By Peter Skotnicky
Making money is one of the goals that people carry through life; they want to increase their earnings, they want a fulfilling career, and they want a certain level of comfort. One of the options for this golden path to prosperity that has opened up comparatively recently is day trading stocks from home.
Identifying the best day trading stocks comes from studying a part of the overall stock market called a 'market sector'. A market sector is a group of stocks in a related industry, such as manufacturing, agriculture, pharmaceuticals or financial services. Within each sector, there will be a range of possible prices that the stocks fall between.
Your job, as the person looking for the best day trading stocks is to make money by predicting which stocks in a given sector will change price, including by how much, and in which direction. By use of trading techniques such as short selling and leverage, it's possible to make trades that earn money on any change in price, up or down, if you have the right data to work from.

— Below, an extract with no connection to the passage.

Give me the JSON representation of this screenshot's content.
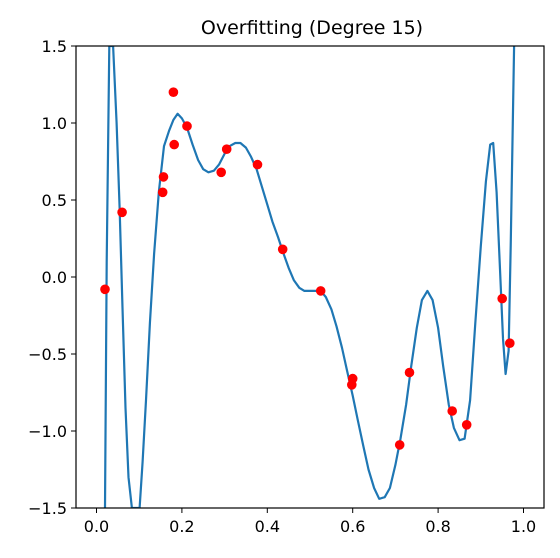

It's getting the right data to work from that turns into the bulk of a day trader's day to day work. Picking the best day trading stocks means looking at charts and graphs, and reading financial statements - or summaries of them. There's a lot of information going around on the stock market, and it's largely your job to figure out what to do with it each day.
Fortunately, there are automated programs that can both gather this data for you, but also sort it according to programmed parameters, either set by you or by the people who wrote the program.
This sorting and filtering can give you the edge you need to make the decisions faster than the rest of the market; some of the more advanced forms of these stock picking programs can also make recommendations based off of a database and expert system that uses several decades of market data and successful trades, to do pattern matching on.
None of these are foolproof; all these programs are is a tool to help you spend your time wisely when dealing with day trading as an investment path and as a career option. They are no substitute for doing your homework, no matter how tempting it is to let the stock picking program run on autopilot; what happens when they run unsupervised is that the investors using them lose money rapidly, because the software encounters something that doesn't match the parameters it has, and it makes the wrong choice.
In short, even with automated tools, becoming a day trading investor and making money means that you need to do what any other investor and day trader does: Treat it as a job, and give the process the respect it's due.
None of these solutions will replace taking the time to do the research, and exercising judgment. You make money by being smart; if they could automate being smart, investors would have gone the way of telephone switchboard operators.